I’ve given birth to three beautiful children – a boy and two girls.
My first two definitely fit the “wild child” description – full of life, energy, and love (especially the energy). They have very colorful personalities that I love at times, but also make me feel extremely overwhelmed and exhausted.
My pregnancy and birth with my middle child was absolutely dreadful. I was nauseated the entire time and her head broke my coccyx bone on her way out.
My third pregnancy and birth was enjoyable. Throughout my pregnancy milestones, it was in the back of my mind that this could be the last time I experience carrying a child – the last time I would feel baby kicks inside of my pregnant belly, the last time I feel baby hiccups, and the last time I would wonder if I am expecting a little he or she.
The delivery was a breeze as well. I downloaded an app on my phone that had the sound of ocean waves that I listened to in active labor. I imagined I was at the beach experiencing the contractions as waves, each one bringing me closer to my baby. My fifteen-year-old bonus daughter was in the room and she kept a wash cloth damp with some water and lavender essential oil. It was nice to finally have a positive birth experience.
The first few months were very hard on me adjusting to a new baby. I had postpartum depression during and after all of my pregnancies and it seemed to get worse with each one.

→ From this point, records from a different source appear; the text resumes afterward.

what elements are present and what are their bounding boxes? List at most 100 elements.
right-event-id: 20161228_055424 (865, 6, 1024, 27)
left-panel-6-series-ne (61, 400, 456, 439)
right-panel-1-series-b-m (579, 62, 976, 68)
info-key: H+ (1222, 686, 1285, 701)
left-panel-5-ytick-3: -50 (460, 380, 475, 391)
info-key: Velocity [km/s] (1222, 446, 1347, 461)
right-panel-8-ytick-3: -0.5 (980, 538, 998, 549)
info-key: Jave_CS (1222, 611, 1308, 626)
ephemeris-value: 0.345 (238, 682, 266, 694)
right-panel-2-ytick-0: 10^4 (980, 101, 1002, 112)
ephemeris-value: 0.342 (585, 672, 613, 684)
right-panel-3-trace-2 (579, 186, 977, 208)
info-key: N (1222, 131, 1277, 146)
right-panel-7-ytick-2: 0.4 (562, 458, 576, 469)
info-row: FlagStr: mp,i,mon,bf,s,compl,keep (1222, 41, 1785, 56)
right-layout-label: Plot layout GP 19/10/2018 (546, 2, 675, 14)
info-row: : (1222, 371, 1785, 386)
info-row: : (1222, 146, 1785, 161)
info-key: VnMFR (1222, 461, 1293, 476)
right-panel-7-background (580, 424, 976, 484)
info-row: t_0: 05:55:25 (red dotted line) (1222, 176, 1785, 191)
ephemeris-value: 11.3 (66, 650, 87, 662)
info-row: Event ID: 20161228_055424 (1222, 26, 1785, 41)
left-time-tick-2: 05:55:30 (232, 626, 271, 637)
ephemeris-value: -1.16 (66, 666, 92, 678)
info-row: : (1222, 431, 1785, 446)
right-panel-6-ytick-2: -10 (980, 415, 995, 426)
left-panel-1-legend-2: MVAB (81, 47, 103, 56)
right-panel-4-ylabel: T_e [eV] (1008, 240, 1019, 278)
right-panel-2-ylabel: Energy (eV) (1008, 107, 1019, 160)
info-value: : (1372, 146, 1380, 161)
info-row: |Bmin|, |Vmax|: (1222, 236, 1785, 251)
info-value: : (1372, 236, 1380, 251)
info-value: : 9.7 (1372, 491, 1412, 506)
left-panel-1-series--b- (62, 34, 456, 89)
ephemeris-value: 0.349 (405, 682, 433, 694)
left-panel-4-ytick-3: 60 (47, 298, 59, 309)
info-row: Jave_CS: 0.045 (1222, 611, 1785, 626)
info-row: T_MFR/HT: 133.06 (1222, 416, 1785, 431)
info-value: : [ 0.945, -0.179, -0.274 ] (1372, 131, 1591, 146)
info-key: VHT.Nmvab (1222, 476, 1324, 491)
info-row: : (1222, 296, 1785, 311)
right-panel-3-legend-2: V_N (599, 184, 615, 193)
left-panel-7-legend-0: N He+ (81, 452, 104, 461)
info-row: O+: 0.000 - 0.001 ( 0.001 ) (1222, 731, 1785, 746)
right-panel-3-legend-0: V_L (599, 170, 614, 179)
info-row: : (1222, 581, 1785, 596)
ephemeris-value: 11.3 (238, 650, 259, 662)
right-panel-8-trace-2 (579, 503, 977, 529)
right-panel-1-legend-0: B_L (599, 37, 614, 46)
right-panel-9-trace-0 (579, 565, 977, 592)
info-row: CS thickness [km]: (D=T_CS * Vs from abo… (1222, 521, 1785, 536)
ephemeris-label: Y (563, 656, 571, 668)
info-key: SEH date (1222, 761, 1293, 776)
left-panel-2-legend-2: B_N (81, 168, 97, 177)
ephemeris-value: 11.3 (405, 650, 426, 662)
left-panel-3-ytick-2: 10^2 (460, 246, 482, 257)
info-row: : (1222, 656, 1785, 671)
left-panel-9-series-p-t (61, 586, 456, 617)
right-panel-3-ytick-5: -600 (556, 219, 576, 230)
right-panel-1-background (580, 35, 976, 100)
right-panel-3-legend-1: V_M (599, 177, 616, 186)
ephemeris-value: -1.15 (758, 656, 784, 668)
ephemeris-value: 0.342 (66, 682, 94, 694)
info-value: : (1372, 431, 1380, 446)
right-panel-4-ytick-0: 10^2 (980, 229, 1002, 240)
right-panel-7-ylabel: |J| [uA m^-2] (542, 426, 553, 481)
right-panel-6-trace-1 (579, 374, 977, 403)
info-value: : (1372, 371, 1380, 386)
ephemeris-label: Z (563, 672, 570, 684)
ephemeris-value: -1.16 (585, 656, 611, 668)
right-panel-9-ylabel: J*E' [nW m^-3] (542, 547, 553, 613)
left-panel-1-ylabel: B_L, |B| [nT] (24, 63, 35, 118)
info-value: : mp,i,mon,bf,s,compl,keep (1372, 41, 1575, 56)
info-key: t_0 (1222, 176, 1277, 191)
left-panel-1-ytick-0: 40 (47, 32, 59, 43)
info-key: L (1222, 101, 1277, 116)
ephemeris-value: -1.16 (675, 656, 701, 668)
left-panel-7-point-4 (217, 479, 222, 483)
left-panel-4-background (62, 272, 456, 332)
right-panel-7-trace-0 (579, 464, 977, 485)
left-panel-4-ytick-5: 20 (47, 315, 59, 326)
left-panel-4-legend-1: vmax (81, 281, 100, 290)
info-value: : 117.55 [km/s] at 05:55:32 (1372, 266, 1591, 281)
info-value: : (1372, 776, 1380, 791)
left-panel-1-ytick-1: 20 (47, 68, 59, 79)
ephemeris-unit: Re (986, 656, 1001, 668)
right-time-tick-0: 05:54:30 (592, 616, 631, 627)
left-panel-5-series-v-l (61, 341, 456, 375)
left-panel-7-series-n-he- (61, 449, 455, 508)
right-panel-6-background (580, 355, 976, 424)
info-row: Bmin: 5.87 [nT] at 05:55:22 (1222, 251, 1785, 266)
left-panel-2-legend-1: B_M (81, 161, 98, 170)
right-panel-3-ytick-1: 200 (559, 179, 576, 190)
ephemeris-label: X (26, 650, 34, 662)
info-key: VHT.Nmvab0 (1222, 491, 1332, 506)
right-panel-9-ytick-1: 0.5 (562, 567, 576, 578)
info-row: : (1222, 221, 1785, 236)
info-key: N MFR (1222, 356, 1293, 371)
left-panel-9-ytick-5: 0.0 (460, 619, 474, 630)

After I started therapy and medication, I decided my heart was full and I was ready to say goodbye to the new motherhood phase of life. My husband didn’t want to have a vasectomy so I decided I would get a tubal ligation. And while I considered an IUD, I thought about how it allows the possibility of having another child, and personally, I just didn’t like that uncertainty. I absolutely love my gynecologist and trusted him to do the procedure.
It has been almost two months since the surgery. I am completely happy with my decision and I am definitely cherishing my last baby. Getting rid of the baby items that she outgrows has been bittersweet and I am excited for all that the future holds for her.
Have you had a tubal ligation or are you thinking about getting one? I promise it’s not that bad! Honestly it was kind of nice to have it done a few months after the baby was here so I could actually rest for a few days. If I would have done it the day after I gave birth I would have missed out on her first few hours/days. I wouldn’t have rested properly to heal from the surgery because of the high from giving birth.
If you are thinking about birth control methods and know for sure you don’t want anymore children I highly recommend a tubal ligation. It’s relieving knowing that my family is for sure done growing.